The five-year-old firm reached this new valuation during a share sale where investors, including Singapore’s sovereign wealth fund GIC, the US private equity group Stripes, and venture capitalists like Josh Kushner’s Thrive, Khosla Ventures, and General Catalyst, purchased $150mn worth of shares from employees and early backers.
Basing its operations in New York, Ramp specializes in managing expenses, corporate cards, and accounting automation for businesses. The last reported valuation was $7.65bn in April of last year. The company is already supported by some of Silicon Valley’s leading investors, including Sequoia Capital and Thiel’s Founders Fund.
The jump in valuation to $13bn positions Ramp among the highest-valued US startups, with the exception of a few artificial intelligence companies like OpenAI.
This growth has been driven by a surge in spending on card transactions and bill payments. However, Eric Glyman, Ramp’s co-founder and CEO, stressed that the company has leveraged AI effectively throughout its operations.
“Using Ramp without AI isn’t really feasible,” he stated, noting that the technology progressed rapidly beyond simple chatbots to become “integrated into every aspect of the business: automated expense management, self-adjusting books, and capital seeking higher yields.”
“We’re part of a world where computers can converse, think, and reason, and finance fundamentally involves reasoning: ensuring that your capital increases in value each month,” he explained.
Ramp’s valuation reached $8.1bn in 2022, but it declined to $5.8bn the following year as increased interest rates affected consumer spending, impacting rival financial technology firms like Stripe and Klarna as well.

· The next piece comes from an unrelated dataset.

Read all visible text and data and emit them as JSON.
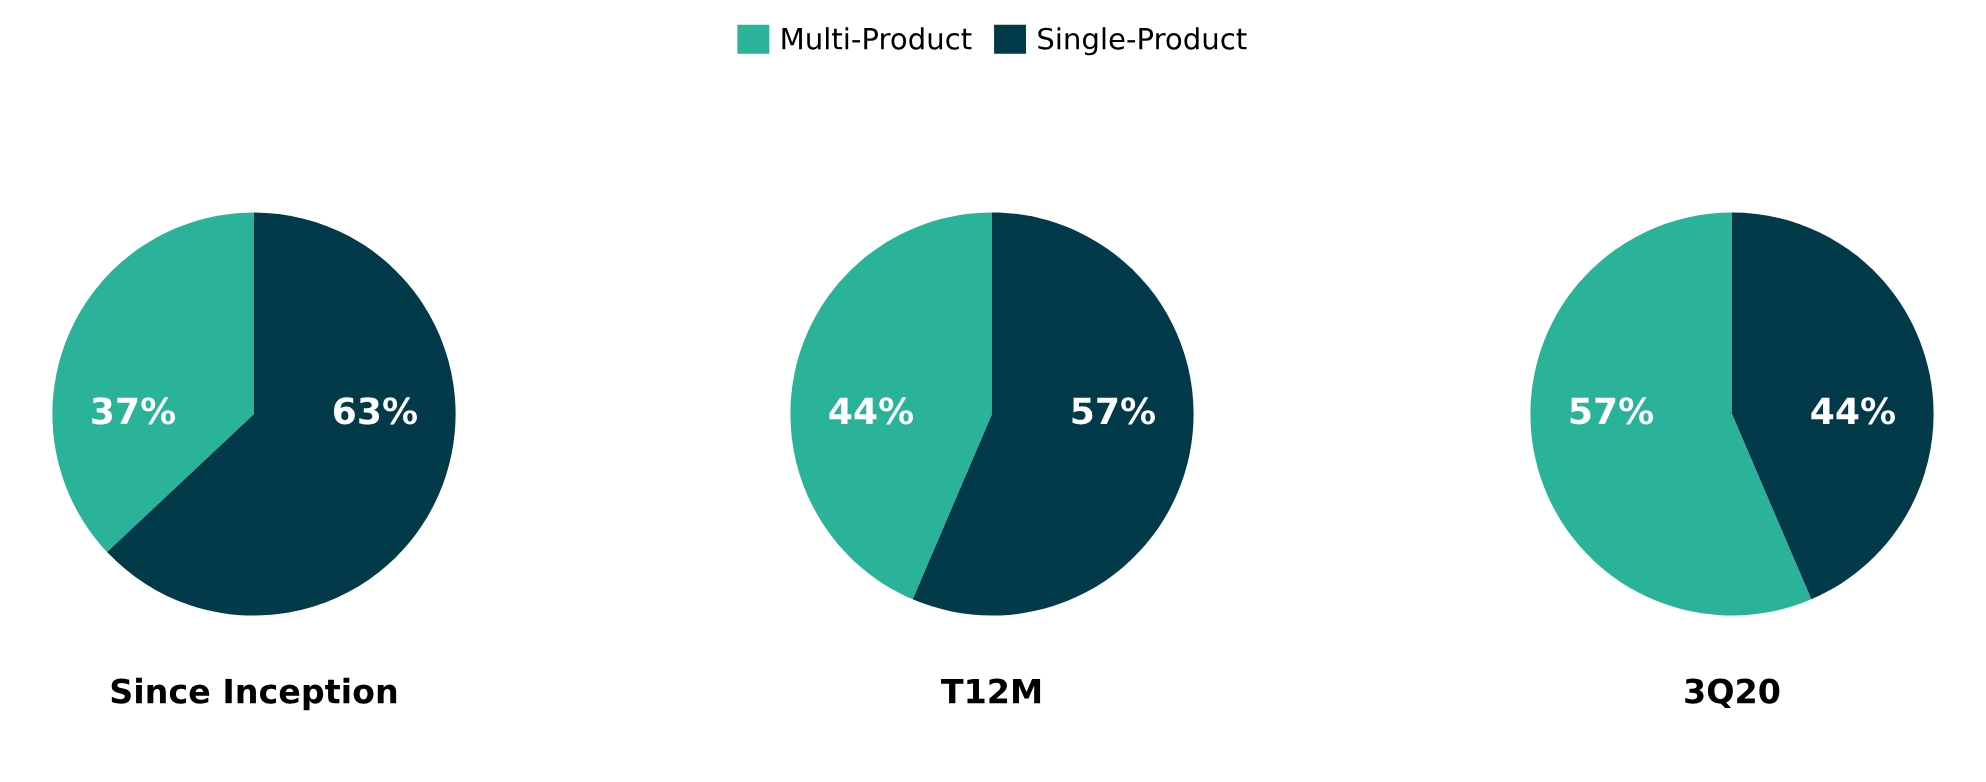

“The fintech sector has experienced turbulence due to the significant fluctuations in rates and spending patterns among businesses and consumers,” commented Kareem Zaki, a partner at Thrive Capital who spearheaded the firm’s investment in Ramp.

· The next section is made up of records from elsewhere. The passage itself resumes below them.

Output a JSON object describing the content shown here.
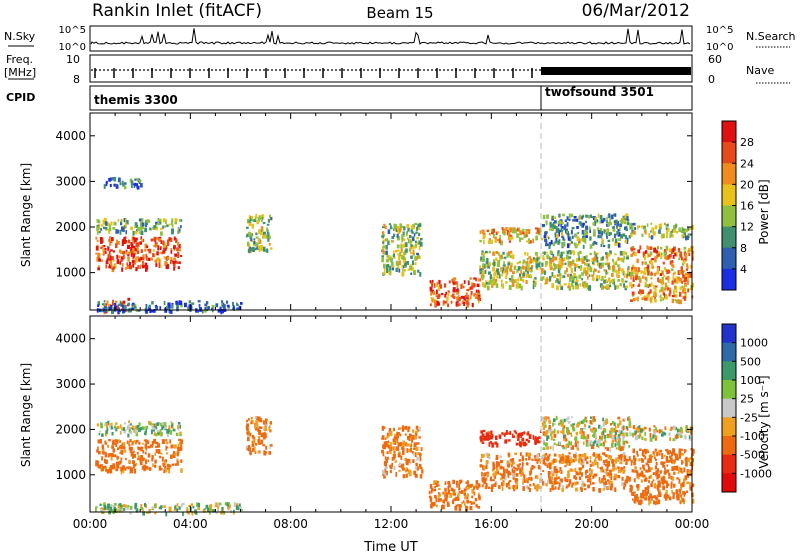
{
  "header": {
    "station": "Rankin Inlet (fitACF)",
    "beam": "Beam 15",
    "date": "06/Mar/2012"
  },
  "status_panels": {
    "nsky_label": "N.Sky",
    "nsearch_label": "N.Search",
    "nsky_ticks_left": [
      "10^5",
      "10^0"
    ],
    "nsky_ticks_right": [
      "10^5",
      "10^0"
    ],
    "freq_label": "Freq.",
    "freq_unit": "[MHz]",
    "freq_ticks": [
      "10",
      "8"
    ],
    "nave_label": "Nave",
    "nave_ticks": [
      "60",
      "0"
    ],
    "cpid_label": "CPID",
    "programs": [
      {
        "name": "themis 3300",
        "start_hour": 0
      },
      {
        "name": "twofsound 3501",
        "start_hour": 18
      }
    ]
  },
  "chart_data": [
    {
      "type": "heatmap",
      "panel": "power",
      "ylabel": "Slant Range [km]",
      "xlabel": "",
      "xlim": [
        0,
        24
      ],
      "ylim": [
        180,
        4500
      ],
      "yticks": [
        1000,
        2000,
        3000,
        4000
      ],
      "colorbar": {
        "label": "Power [dB]",
        "ticks": [
          4,
          8,
          12,
          16,
          20,
          24,
          28
        ],
        "range": [
          0,
          30
        ],
        "colors": [
          "#1a2ee6",
          "#2f5fb0",
          "#3f8f70",
          "#8fc13f",
          "#e8c21a",
          "#f08c1e",
          "#e64a19",
          "#e01010"
        ]
      },
      "echo_regions": [
        {
          "x": [
            0.2,
            3.6
          ],
          "y": [
            1100,
            1800
          ],
          "level": 26
        },
        {
          "x": [
            0.2,
            3.6
          ],
          "y": [
            1900,
            2200
          ],
          "level": 12
        },
        {
          "x": [
            0.5,
            1.5
          ],
          "y": [
            180,
            450
          ],
          "level": 26
        },
        {
          "x": [
            0.2,
            6.0
          ],
          "y": [
            180,
            400
          ],
          "level": 6
        },
        {
          "x": [
            0.5,
            2.0
          ],
          "y": [
            2900,
            3100
          ],
          "level": 6
        },
        {
          "x": [
            6.2,
            7.2
          ],
          "y": [
            1500,
            2300
          ],
          "level": 14
        },
        {
          "x": [
            11.6,
            13.2
          ],
          "y": [
            1000,
            2100
          ],
          "level": 14
        },
        {
          "x": [
            13.5,
            15.5
          ],
          "y": [
            300,
            900
          ],
          "level": 26
        },
        {
          "x": [
            15.5,
            18.0
          ],
          "y": [
            1700,
            2000
          ],
          "level": 20
        },
        {
          "x": [
            15.5,
            21.5
          ],
          "y": [
            700,
            1500
          ],
          "level": 16
        },
        {
          "x": [
            18.0,
            21.5
          ],
          "y": [
            1600,
            2300
          ],
          "level": 10
        },
        {
          "x": [
            21.5,
            24.0
          ],
          "y": [
            400,
            1600
          ],
          "level": 22
        },
        {
          "x": [
            21.5,
            24.0
          ],
          "y": [
            1800,
            2100
          ],
          "level": 14
        }
      ]
    },
    {
      "type": "heatmap",
      "panel": "velocity",
      "ylabel": "Slant Range [km]",
      "xlabel": "Time UT",
      "xlim": [
        0,
        24
      ],
      "ylim": [
        180,
        4500
      ],
      "yticks": [
        1000,
        2000,
        3000,
        4000
      ],
      "xticks": [
        "00:00",
        "04:00",
        "08:00",
        "12:00",
        "16:00",
        "20:00",
        "00:00"
      ],
      "colorbar": {
        "label": "Velocity [m s⁻¹]",
        "ticks": [
          "1000",
          "500",
          "100",
          "25",
          "-25",
          "-100",
          "-500",
          "-1000"
        ],
        "range": [
          -1200,
          1200
        ],
        "colors": [
          "#2233cc",
          "#2e6aa8",
          "#3c9a6a",
          "#7cc23a",
          "#c8c8c8",
          "#f0a020",
          "#ee6a10",
          "#e82a10",
          "#e00a0a"
        ]
      },
      "echo_regions": [
        {
          "x": [
            0.2,
            3.6
          ],
          "y": [
            1100,
            1800
          ],
          "level": -200
        },
        {
          "x": [
            0.2,
            3.6
          ],
          "y": [
            1900,
            2200
          ],
          "level": 50
        },
        {
          "x": [
            0.2,
            6.0
          ],
          "y": [
            180,
            400
          ],
          "level": 50
        },
        {
          "x": [
            6.2,
            7.2
          ],
          "y": [
            1500,
            2300
          ],
          "level": -150
        },
        {
          "x": [
            11.6,
            13.2
          ],
          "y": [
            1000,
            2100
          ],
          "level": -150
        },
        {
          "x": [
            13.5,
            15.5
          ],
          "y": [
            300,
            900
          ],
          "level": -200
        },
        {
          "x": [
            15.5,
            18.0
          ],
          "y": [
            1700,
            2000
          ],
          "level": -600
        },
        {
          "x": [
            15.5,
            21.5
          ],
          "y": [
            700,
            1500
          ],
          "level": -150
        },
        {
          "x": [
            18.0,
            21.5
          ],
          "y": [
            1600,
            2300
          ],
          "level": 0
        },
        {
          "x": [
            21.5,
            24.0
          ],
          "y": [
            400,
            1600
          ],
          "level": -200
        },
        {
          "x": [
            21.5,
            24.0
          ],
          "y": [
            1800,
            2100
          ],
          "level": 0
        }
      ]
    }
  ]
}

“Companies that gained market share prior to the downturn have continued to do so, even amid reduced customer spending. Now, as the market recovers, they are experiencing rapid advancements,” he added.

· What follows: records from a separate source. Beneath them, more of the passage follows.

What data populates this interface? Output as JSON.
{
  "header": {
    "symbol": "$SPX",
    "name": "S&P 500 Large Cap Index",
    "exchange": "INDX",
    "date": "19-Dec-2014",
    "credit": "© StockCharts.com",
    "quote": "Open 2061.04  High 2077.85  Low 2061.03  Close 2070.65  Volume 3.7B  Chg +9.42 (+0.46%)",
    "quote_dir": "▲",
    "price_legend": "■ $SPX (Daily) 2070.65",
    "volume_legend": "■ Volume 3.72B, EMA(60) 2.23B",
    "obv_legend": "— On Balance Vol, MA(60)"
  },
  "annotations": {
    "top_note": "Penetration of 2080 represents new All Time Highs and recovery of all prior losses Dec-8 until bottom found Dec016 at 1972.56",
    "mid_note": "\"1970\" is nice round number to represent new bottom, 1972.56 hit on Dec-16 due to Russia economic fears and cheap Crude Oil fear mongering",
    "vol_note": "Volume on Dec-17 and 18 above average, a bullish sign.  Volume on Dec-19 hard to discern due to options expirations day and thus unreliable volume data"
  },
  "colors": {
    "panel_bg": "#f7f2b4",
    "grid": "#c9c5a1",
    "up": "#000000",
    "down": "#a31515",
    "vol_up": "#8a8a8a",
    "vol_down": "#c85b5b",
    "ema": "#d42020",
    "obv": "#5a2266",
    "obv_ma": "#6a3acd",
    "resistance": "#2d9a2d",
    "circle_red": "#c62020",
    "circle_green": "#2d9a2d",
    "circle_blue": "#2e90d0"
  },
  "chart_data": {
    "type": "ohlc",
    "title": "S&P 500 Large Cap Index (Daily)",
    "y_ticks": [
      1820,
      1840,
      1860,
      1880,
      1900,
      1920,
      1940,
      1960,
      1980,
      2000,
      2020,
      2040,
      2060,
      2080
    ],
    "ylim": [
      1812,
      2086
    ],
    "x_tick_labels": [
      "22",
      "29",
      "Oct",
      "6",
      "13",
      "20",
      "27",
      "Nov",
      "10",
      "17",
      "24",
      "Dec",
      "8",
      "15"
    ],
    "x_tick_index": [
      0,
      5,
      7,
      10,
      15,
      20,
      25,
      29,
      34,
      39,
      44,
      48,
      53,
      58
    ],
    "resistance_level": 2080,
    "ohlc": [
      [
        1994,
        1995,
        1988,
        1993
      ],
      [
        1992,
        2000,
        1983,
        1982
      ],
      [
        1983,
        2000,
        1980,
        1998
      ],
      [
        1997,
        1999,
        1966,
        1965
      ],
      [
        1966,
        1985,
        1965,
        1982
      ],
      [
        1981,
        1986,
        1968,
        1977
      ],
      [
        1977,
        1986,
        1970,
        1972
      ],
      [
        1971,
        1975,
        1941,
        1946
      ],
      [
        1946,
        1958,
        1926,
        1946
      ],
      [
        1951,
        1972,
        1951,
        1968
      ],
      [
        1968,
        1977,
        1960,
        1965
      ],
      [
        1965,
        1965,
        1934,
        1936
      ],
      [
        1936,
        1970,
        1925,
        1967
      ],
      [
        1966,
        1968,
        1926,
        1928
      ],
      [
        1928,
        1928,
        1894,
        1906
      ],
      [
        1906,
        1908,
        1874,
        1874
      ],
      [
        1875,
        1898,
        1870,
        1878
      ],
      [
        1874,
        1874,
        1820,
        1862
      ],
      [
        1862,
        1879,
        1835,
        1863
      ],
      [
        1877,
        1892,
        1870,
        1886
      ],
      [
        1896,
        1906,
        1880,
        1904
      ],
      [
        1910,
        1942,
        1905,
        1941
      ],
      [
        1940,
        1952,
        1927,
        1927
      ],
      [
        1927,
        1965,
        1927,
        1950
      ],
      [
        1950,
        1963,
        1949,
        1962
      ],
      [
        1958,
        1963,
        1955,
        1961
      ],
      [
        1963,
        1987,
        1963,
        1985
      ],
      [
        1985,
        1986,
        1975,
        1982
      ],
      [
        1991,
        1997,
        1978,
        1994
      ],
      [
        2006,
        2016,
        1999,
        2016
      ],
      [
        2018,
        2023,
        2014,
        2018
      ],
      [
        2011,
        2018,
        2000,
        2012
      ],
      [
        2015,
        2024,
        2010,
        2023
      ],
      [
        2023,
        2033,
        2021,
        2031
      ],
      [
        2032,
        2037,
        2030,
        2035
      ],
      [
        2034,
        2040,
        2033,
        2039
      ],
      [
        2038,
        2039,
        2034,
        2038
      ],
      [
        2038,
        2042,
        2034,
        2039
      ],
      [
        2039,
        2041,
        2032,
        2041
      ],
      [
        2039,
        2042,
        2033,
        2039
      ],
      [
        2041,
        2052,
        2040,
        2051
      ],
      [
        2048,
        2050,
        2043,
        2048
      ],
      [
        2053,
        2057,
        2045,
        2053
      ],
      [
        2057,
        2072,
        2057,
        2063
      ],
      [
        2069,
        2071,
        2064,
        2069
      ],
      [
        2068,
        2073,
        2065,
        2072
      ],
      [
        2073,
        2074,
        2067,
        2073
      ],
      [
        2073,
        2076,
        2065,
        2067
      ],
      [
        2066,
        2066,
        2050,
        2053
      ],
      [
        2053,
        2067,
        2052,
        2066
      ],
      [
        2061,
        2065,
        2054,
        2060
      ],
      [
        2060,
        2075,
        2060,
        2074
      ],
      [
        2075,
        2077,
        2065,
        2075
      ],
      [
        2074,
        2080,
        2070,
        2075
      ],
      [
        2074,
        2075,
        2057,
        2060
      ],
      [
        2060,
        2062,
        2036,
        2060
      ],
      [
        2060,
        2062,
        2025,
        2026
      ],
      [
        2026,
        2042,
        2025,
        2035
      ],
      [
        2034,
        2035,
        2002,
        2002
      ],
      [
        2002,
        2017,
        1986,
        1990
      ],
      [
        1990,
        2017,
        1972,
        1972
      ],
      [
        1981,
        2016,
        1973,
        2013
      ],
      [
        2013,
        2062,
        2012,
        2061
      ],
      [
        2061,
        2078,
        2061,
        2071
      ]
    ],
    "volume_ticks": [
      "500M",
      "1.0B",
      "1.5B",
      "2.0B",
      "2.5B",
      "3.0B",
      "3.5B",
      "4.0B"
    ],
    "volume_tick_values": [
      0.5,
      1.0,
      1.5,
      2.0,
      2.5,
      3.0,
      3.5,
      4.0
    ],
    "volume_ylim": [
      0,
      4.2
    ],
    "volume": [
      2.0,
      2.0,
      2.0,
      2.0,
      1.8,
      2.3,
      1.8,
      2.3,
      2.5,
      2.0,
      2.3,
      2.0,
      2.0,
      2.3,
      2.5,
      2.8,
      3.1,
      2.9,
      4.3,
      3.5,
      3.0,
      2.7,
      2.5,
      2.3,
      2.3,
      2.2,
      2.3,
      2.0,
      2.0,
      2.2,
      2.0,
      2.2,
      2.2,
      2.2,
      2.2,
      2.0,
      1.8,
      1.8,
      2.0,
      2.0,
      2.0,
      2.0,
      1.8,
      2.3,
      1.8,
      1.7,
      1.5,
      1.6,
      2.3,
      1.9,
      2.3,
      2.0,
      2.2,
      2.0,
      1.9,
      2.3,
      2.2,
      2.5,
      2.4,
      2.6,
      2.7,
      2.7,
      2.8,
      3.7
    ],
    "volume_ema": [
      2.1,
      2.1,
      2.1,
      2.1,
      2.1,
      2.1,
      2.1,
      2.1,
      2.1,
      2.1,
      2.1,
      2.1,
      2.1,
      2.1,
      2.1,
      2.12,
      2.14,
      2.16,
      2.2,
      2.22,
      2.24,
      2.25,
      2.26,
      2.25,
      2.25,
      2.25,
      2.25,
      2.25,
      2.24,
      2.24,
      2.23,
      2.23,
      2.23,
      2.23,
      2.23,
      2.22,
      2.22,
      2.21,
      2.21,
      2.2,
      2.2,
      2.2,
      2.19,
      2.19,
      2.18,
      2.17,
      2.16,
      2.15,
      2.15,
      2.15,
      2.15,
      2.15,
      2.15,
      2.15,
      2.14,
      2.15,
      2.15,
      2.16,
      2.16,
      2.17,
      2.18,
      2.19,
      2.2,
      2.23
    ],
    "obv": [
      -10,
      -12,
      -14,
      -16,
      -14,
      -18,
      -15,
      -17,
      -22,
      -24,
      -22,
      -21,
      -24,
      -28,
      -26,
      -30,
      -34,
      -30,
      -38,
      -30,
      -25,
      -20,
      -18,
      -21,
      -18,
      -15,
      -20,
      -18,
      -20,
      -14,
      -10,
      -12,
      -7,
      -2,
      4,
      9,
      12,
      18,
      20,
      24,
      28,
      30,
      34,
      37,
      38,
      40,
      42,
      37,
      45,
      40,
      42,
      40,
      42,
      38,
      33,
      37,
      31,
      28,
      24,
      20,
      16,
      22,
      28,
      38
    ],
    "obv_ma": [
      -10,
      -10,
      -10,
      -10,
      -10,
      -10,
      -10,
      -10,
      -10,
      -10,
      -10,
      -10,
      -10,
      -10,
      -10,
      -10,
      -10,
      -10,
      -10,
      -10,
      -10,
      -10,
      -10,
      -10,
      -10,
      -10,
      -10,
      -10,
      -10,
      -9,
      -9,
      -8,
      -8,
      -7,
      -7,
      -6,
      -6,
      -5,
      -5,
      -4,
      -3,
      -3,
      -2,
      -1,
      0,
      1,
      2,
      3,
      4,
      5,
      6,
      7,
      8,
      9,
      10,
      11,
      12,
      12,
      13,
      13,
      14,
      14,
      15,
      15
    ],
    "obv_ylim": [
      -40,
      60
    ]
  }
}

As per a source with insights into the firm’s finances, Ramp’s annualized revenue — a frequently used metric for high-growth startups that extrapolates the current month’s revenue over 12 months — is projected at $700mn, an increase from $300mn in August 2023.
The company is facilitating $55bn in payments on an annualized basis, a substantial rise from $10bn at the start of 2023. Ramp’s objective is to evolve into a platform that provides corporate clients with a variety of services rather than just a single product, Glyman stated.
The company aims to transition into a comprehensive platform for corporate clients, expanding its services beyond payments to include procurement and travel booking.
Zaki noted that this mirrors another Thrive portfolio company, Stripe, a leading fintech firm in Silicon Valley, which recently reported a valuation increase to $90bn during its own employee stock sale.
The largest US startups are increasingly seeking regular secondary stock sales to allow employees to redeem some equity as these businesses remain private longer.
Ramp’s stock sale was structured to enable early employees to access some of their equity in the company to “fund a child’s education or secure a down payment on a home,” stated Glyman. He added that the company does not have immediate plans for a public offering.